After my brother Charles’ prodding, I thought it appropriate for me to rear my ugly head on EFM again. Trust me, it’s a nice break from trying to figure out the parol evidence rule (don’t ask).
Anyhow, I just got back from casting what will surely prove to be the decisive vote for Gov. Romney in Florida. It’s funny, I’ve now voted in three very different places–Massachusetts, Northern VA and Florida–and I swear the same sweet old lady has been working at every polling station I’ve visited. She’s like Santa Claus! Seriously though, I get a little burst of civic pride when I think about poll workers. (Mostly this helps me mask the fact that I’m too lazy to ever volunteer myself….)
Anyway, in lieu of regular blogging on this site, you all will be glad to know that I have been ruthlessly seeking to persuade my fellow law students to support the Governor. I may have even succeeded with one or two. My conversations have been very revealing, particularly since the circumstances here have led to an either/or debate whereas prior states had to deal with a small army of purportedly viable candidates.
Two things have been most interesting to me:
1. That three-legged conservatives are clearly in the Governor’s camp, particularly now that Fred has left the race. We’ve seen this in national polls, but it has been interesting to actually talk to folks about their transition. This tells me that Gov. Romney has done a good job making the case for his conservative credentials, even as Sen. McCain and others have trotted out the flip-flop meme.
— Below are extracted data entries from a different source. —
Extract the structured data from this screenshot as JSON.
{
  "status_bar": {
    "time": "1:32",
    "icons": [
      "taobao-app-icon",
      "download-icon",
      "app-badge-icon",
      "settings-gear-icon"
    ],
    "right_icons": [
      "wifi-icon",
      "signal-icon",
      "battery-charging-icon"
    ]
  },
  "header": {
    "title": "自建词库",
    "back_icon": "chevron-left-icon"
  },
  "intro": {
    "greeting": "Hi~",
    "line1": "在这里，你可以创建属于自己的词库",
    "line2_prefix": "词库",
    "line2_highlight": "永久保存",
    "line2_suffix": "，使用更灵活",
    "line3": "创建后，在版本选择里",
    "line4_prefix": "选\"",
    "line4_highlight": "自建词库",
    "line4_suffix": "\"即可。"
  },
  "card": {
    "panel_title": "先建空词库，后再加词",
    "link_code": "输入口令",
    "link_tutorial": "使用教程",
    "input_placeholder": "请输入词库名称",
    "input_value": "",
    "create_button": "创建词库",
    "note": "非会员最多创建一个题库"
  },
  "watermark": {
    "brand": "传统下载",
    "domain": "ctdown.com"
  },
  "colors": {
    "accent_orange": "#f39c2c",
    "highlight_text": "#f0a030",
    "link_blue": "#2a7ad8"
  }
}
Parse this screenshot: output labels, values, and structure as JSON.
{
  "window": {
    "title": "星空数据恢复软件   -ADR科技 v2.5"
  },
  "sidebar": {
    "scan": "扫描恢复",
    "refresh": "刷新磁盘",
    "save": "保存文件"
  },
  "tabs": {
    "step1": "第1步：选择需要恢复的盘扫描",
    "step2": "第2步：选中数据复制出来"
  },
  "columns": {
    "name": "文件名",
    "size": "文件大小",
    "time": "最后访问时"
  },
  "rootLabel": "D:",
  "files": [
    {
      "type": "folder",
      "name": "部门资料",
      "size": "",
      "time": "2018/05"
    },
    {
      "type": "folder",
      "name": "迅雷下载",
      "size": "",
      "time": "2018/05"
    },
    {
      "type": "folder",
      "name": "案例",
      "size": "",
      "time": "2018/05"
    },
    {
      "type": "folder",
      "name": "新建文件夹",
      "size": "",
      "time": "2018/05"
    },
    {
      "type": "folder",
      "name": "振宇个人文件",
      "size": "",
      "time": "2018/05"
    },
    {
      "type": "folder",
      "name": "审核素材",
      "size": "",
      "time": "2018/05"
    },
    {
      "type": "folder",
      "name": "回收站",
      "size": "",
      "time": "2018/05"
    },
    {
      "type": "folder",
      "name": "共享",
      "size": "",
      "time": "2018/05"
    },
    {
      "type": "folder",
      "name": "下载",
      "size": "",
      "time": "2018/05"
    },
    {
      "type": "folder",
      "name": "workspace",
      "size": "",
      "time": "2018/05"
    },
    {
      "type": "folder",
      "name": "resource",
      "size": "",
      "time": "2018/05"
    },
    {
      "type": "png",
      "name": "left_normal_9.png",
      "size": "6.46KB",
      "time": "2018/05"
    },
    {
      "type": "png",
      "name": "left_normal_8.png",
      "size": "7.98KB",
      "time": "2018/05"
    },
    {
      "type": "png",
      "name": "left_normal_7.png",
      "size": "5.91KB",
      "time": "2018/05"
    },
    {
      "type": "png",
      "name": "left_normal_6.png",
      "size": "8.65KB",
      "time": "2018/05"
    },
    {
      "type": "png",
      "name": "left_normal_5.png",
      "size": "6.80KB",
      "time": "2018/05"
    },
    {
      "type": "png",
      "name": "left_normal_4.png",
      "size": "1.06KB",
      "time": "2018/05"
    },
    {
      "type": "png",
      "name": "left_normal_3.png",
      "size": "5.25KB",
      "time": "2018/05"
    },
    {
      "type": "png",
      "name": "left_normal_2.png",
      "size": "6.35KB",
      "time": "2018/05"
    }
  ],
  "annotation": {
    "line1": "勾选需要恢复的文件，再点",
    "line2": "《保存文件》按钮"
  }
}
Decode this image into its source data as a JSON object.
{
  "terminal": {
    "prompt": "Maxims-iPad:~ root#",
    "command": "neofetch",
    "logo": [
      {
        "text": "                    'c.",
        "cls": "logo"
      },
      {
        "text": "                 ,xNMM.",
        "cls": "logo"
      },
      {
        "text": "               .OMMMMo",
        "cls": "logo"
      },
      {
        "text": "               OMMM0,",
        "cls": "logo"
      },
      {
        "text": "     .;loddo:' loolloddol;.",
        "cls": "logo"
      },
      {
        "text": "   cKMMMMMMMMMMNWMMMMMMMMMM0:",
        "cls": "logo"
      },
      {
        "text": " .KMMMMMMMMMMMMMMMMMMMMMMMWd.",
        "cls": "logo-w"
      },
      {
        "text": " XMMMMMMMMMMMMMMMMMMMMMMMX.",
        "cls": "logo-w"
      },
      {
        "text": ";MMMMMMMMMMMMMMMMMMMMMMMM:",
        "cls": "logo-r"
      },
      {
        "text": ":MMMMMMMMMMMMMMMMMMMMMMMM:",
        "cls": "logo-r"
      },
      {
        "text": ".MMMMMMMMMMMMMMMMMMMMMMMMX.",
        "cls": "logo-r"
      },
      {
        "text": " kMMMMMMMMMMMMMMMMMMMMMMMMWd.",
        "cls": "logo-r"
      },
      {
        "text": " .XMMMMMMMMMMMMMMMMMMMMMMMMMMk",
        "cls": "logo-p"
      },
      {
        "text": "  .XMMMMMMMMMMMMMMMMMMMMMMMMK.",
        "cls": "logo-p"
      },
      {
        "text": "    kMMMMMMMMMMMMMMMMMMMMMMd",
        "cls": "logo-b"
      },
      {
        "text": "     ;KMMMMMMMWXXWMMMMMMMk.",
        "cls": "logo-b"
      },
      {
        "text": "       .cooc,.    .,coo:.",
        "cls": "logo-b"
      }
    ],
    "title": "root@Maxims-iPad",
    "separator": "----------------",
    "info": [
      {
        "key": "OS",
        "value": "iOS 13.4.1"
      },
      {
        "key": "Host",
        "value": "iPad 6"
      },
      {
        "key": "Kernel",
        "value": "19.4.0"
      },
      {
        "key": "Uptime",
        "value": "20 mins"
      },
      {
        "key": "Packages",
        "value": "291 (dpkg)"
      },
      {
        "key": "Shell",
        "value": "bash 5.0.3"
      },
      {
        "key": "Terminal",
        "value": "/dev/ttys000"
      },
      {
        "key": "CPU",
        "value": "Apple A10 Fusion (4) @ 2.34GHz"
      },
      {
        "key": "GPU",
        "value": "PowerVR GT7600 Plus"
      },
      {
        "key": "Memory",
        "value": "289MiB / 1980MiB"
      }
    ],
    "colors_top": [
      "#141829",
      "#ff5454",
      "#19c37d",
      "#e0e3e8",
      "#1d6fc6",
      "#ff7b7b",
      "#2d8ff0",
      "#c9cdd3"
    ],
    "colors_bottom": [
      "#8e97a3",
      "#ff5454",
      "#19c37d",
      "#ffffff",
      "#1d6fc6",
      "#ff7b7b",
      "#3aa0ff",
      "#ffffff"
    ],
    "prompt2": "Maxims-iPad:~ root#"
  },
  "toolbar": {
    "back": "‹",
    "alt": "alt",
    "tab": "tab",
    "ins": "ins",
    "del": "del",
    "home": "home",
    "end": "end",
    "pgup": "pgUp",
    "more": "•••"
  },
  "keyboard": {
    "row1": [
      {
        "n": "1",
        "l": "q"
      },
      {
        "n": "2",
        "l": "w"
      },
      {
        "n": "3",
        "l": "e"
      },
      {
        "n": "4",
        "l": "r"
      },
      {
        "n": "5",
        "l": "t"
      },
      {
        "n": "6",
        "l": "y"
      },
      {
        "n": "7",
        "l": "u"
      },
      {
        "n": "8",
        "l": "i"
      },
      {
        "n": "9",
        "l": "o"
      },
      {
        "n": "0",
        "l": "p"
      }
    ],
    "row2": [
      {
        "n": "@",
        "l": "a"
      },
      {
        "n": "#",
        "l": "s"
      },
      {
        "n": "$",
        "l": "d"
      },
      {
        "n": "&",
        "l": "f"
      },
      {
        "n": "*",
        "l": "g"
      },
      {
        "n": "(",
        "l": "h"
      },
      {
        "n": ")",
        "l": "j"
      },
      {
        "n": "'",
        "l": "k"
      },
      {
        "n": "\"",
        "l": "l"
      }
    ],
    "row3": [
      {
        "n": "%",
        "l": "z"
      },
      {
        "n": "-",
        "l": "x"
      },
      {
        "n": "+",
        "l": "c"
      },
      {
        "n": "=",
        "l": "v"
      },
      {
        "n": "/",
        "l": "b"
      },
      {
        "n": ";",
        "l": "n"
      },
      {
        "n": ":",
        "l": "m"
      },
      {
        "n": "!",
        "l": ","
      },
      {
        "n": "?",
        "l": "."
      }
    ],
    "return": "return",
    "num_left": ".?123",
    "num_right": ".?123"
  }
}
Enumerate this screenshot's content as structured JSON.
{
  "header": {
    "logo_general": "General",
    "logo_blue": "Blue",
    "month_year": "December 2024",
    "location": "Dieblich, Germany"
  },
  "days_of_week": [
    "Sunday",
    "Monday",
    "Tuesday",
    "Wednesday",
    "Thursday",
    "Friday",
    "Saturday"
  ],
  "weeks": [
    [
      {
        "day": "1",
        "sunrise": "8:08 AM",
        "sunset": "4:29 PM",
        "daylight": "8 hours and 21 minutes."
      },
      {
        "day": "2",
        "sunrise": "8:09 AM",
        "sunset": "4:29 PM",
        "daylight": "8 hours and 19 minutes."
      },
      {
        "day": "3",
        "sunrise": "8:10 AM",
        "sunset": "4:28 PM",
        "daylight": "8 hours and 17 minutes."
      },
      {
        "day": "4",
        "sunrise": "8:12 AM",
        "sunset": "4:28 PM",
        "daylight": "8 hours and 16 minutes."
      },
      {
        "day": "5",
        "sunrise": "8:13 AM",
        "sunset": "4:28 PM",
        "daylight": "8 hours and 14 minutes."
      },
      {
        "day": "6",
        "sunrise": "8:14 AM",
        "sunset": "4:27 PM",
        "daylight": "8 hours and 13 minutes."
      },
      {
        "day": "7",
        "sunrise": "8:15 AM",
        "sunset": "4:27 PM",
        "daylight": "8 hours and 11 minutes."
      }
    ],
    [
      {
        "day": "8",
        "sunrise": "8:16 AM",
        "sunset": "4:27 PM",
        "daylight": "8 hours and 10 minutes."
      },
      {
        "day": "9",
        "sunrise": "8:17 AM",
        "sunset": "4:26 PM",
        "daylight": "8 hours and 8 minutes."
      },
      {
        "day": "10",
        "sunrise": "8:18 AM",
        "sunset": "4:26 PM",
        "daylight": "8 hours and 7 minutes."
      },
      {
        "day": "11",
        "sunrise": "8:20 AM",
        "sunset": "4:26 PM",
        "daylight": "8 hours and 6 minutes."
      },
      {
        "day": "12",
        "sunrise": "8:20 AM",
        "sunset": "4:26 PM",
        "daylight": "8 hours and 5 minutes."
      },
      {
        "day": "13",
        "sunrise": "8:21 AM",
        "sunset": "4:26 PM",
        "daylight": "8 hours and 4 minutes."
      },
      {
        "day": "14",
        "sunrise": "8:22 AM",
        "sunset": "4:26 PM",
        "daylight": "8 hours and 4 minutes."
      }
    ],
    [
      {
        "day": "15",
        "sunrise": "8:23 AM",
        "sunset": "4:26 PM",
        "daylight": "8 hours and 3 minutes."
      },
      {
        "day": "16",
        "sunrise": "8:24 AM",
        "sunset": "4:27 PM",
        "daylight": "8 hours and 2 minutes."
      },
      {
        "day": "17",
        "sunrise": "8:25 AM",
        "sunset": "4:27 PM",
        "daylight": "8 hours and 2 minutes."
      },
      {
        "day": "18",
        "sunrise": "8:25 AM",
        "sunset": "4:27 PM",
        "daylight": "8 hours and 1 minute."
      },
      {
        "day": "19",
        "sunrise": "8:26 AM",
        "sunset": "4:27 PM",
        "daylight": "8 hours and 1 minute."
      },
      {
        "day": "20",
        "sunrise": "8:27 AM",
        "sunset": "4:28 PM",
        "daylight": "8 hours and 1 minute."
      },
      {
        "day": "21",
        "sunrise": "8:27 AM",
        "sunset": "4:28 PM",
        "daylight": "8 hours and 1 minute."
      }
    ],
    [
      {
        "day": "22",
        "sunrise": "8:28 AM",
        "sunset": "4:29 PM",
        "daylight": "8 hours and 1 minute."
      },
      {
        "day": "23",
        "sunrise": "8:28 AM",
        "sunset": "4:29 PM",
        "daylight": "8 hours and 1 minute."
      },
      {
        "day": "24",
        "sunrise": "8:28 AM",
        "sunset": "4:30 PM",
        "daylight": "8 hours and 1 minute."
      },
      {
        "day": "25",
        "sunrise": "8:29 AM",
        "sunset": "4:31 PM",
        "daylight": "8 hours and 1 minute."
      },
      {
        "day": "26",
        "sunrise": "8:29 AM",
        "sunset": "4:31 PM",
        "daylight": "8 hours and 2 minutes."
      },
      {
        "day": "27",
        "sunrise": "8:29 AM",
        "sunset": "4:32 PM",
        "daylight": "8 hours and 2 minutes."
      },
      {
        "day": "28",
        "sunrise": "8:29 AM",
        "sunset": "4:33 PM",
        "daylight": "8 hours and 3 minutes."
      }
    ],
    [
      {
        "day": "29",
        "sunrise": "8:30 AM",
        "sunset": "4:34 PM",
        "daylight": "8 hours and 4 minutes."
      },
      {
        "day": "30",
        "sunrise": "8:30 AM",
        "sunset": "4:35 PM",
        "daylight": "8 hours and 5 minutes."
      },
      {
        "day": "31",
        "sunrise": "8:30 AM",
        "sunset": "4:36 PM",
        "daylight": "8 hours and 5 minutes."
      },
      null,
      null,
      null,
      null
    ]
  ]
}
2. That Republicans are not fooled by John McCain’s attempts to define himself as the conservative in the race. Nearly every McCain supporter I’ve talked to here has readily acknowledged that McCain has, more or less, liberal tendencies on a whole host of issues. These Republicans think that after Bush–they always say that–we need a new kind of Republicanism, a sort of Rockefeller Part II. Despite my frustrations with the potential electoral results of this approach, I’m actually glad that folks are seeing the debate this way. I think it helps concentrate the mind. In the end, we are making a conscious, deliberate choice about the future of our party, one that will define it for the foreseeable future.
The choice is not between two conservative Republicans with similar visions for the country. The choice is between an honorable man whose instincts consistently lead him to value pragmatism over principle and an honorable man who understands that pragmatism is meaningless without principle. It’s between a man who has utilized class-warfare rhetoric to denounce tax cuts and a man whose business experience has taught him that low taxes are the lifeblood of a strong economy. It’s between a man who admits to knowing little about the economy, and a man who made a living by understanding the economy. It’s between a man who moves his lips the right way on social issues–but never makes a sound–and a man who has displayed a willingness to fight for the unborn, marriage and the family in general. It’s between a man who has spent his entire professional career in Washington, and a man who has spent his career outside of Washington fixing everything he could get his hands on.
My fellow Floridians and I may or may not give you the right candidate tonight, but we’ve at least helped frame the debate. To our friends voting on Feb 5: Choose wisely.